Article extrait du Plein droit n° 47-48, janvier 2001
« Loi Chevènement : Beaucoup de bruit pour rien »

Chercheurs étrangers : pas si privilégiés

Hélène Bretin

Sociologue. Université Paris XIII.
Les mesures concernant les scientifiques dans la loi de 1998 se caractérisent par une procédure allégée qui devrait faciliter leur mobilité et notamment leur éviter la procédure de demande d’autorisation de travail pour séjourner légalement en France. Qu’en est-il dans les faits ? A défaut de pouvoir dresser un tableau exhaustif de la situation, nous présentons ici une synthèse établie autour de quelques points, sur la base des informations recueillies auprès d’organismes habilités à recevoir des enseignants et/ou chercheurs étrangers1, et de la fondation Alfred Kastler.

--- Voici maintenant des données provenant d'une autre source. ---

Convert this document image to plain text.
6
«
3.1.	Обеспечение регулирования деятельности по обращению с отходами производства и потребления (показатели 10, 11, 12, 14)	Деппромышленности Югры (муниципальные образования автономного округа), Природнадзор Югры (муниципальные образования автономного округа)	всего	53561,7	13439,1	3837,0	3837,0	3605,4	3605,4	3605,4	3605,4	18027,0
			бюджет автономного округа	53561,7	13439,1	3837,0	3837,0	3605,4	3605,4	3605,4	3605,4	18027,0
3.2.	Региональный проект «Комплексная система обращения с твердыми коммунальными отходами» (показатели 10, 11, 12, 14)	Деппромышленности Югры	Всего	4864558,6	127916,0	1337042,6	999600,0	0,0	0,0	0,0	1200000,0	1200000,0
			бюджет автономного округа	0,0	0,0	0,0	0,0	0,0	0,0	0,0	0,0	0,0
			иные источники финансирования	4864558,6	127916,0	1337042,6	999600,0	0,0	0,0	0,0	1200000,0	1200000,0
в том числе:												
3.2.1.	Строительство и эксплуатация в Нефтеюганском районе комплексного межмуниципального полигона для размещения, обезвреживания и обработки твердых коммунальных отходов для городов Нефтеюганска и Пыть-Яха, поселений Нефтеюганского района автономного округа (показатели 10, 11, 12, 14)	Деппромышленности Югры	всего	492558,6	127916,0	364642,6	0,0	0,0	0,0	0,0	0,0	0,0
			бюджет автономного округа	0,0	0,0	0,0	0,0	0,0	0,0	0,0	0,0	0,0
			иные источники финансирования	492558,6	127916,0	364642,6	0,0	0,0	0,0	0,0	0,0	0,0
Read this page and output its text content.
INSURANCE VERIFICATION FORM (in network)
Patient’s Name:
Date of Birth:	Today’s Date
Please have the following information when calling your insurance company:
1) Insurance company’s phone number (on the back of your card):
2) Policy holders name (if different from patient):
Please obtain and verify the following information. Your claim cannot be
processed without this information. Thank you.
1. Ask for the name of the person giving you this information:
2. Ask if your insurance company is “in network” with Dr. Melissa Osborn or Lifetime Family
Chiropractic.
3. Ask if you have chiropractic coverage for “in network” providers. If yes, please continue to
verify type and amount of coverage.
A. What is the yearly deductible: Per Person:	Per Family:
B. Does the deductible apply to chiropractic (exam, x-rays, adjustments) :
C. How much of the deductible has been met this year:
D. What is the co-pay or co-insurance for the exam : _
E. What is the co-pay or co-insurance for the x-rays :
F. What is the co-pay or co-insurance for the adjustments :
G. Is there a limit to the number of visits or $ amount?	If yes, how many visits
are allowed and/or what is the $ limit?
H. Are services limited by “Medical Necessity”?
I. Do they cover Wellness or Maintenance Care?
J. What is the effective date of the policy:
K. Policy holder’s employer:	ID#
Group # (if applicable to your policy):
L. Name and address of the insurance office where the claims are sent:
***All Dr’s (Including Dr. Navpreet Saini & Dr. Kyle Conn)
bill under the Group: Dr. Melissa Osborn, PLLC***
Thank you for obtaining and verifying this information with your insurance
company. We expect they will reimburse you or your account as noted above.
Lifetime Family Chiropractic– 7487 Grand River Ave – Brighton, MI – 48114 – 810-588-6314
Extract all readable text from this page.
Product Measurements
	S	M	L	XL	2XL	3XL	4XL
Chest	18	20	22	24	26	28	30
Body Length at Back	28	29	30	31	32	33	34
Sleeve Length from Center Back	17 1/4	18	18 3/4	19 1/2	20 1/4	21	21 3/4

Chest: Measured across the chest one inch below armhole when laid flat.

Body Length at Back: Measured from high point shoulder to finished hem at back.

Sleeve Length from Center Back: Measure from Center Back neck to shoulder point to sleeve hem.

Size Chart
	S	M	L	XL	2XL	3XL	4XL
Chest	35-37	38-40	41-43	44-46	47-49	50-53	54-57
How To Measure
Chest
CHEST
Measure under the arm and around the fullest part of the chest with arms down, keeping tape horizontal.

Selon la circulaire du 12 mai 1998, le protocole d’accueil délivré par un organisme agréé par le ministère de la recherche, est remis par l’étranger au consulat de France. Le télégramme diplomatique du ministère des affaires étrangères du 29 mai 1998, qui décrit la procédure, souligne que la présentation d’un protocole sera l’unique justificatif requis pour délivrer un visa et que « seules des raisons d’ordre public pourront justifier un refus  ». Aucune condition de ressources n’est donc prévue. Tout ne marche cependant pas comme le prévoit la circulaire. Le problème réside en fait en amont, dans le protocole lui-même, et la question des ressources qui ne devrait plus être un obstacle s’avère indirectement en être un.

Auparavant, les services centraux des établissements accueillant des scientifiques n’étaient impliqués que dans la mesure où ils rémunéraient le chercheur. Lorsque celui-ci venait avec ses ressources propres (bourse, année sabbatique…), la lettre d’invitation était suffisante et les formalités administratives variaient selon les cas.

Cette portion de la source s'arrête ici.